You can’t get away from multi-site transactions altogether. H-Store will have a locking mechanism for multi-site transactions; it just will be an optimistic one. As for concurrency control, there seem to be two schools of thought right now. One says “Hey, even if going across the network takes 1 millisecond rather than 50 microseconds, that’s no big deal. Doing everything in a single thread is fine.” The other recalls Murphy’s Laws. I’m in the Murphy school, and believe that single-site and multi-site transactions will wind up in different threads as the H-Store design evolves.
In H-Store, transactions are all stored procedures. The H-Store researchers assert that in high-performance OLTP systems today, most of the transactions already are stored procedures, so H-Store’s reliance on them is no big deal. I don’t completely buy that. But it is obviously true that transactions are a key element of program modularity. So forcing them all into stored procedures doesn’t seem like a big deal – although some programmers will surely rant about it.
H-Store will probably wind up with persistent storage. I kind of see the theoretical justification for having data reside solely in a set of production RAM copies, some of which are separated by “more than the width of a hurricane.” Still, I think persistent storage is needed, for two reasons.
First, storing data solely in your run-time systems leaves you with too many single points of logical failure.
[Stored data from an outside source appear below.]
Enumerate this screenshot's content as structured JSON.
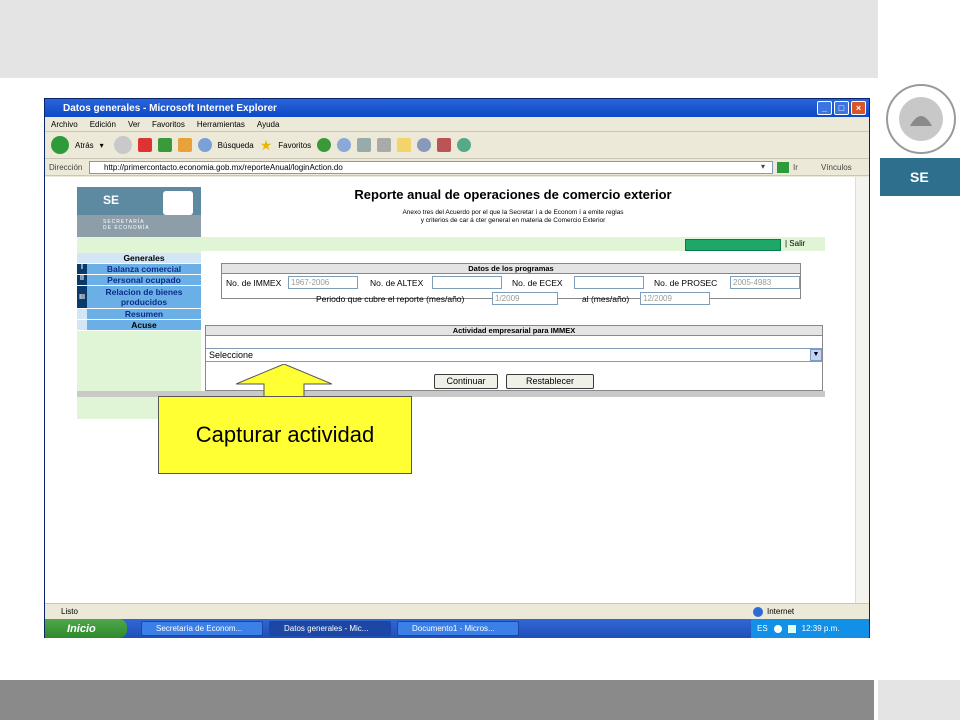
{
  "window": {
    "title": "Datos generales - Microsoft Internet Explorer"
  },
  "menu": [
    "Archivo",
    "Edición",
    "Ver",
    "Favoritos",
    "Herramientas",
    "Ayuda"
  ],
  "toolbar": {
    "back": "Atrás",
    "search": "Búsqueda",
    "favorites": "Favoritos"
  },
  "address": {
    "label": "Dirección",
    "url": "http://primercontacto.economia.gob.mx/reporteAnual/loginAction.do",
    "go": "Ir",
    "links": "Vínculos"
  },
  "page": {
    "logo_text": "SE",
    "logo_sub_1": "SECRETARÍA",
    "logo_sub_2": "DE ECONOMÍA",
    "title": "Reporte anual de operaciones de comercio exterior",
    "subtitle_1": "Anexo tres del Acuerdo por el que la Secretar í a de Econom í a emite reglas",
    "subtitle_2": "y criterios de car á cter general en materia de Comercio Exterior",
    "logout": "| Salir",
    "nav": {
      "header": "Generales",
      "items": [
        {
          "num": "I",
          "label": "Balanza comercial"
        },
        {
          "num": "II",
          "label": "Personal ocupado"
        },
        {
          "num": "III",
          "label": "Relacion de bienes producidos"
        },
        {
          "num": "",
          "label": "Resumen"
        },
        {
          "num": "",
          "label": "Acuse"
        }
      ]
    },
    "programs": {
      "title": "Datos de los programas",
      "immex_label": "No. de IMMEX",
      "immex_value": "1967-2006",
      "altex_label": "No. de ALTEX",
      "altex_value": "",
      "ecex_label": "No. de ECEX",
      "ecex_value": "",
      "prosec_label": "No. de PROSEC",
      "prosec_value": "2005-4983",
      "period_label": "Periodo que cubre el reporte (mes/año)",
      "period_from": "1/2009",
      "period_to_label": "al (mes/año)",
      "period_to": "12/2009"
    },
    "activity": {
      "title": "Actividad empresarial para IMMEX",
      "selected": "Seleccione",
      "continue": "Continuar",
      "reset": "Restablecer"
    }
  },
  "status": {
    "left": "Listo",
    "zone": "Internet"
  },
  "taskbar": {
    "start": "Inicio",
    "tasks": [
      "Secretaría de Econom...",
      "Datos generales - Mic...",
      "Documento1 - Micros..."
    ],
    "lang": "ES",
    "clock": "12:39 p.m."
  },
  "slide": {
    "side_label": "SE",
    "callout": "Capturar actividad"
  },
  "colors": {
    "callout": "#ffff33",
    "titlebar": "#0b49c7",
    "nav_item": "#6ab0e6",
    "green_panel": "#dff5d5"
  }
}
If some logical error is introduced – whether via an attack or just human error – you can lose data no matter how many times it’s replicated. So it is safer to copy the data and store it in a disconnected way. Logic even aside, eliminating persistent storage would introduce a major fear factor – and few markets are more paranoid and safety conscious than high-end transaction processors.
Just to be clear: I’m not saying transaction rollback or even crash recovery will ever touch disk. I’m just saying that something will get periodically persisted, probably on a checkpoint/snapshot basis.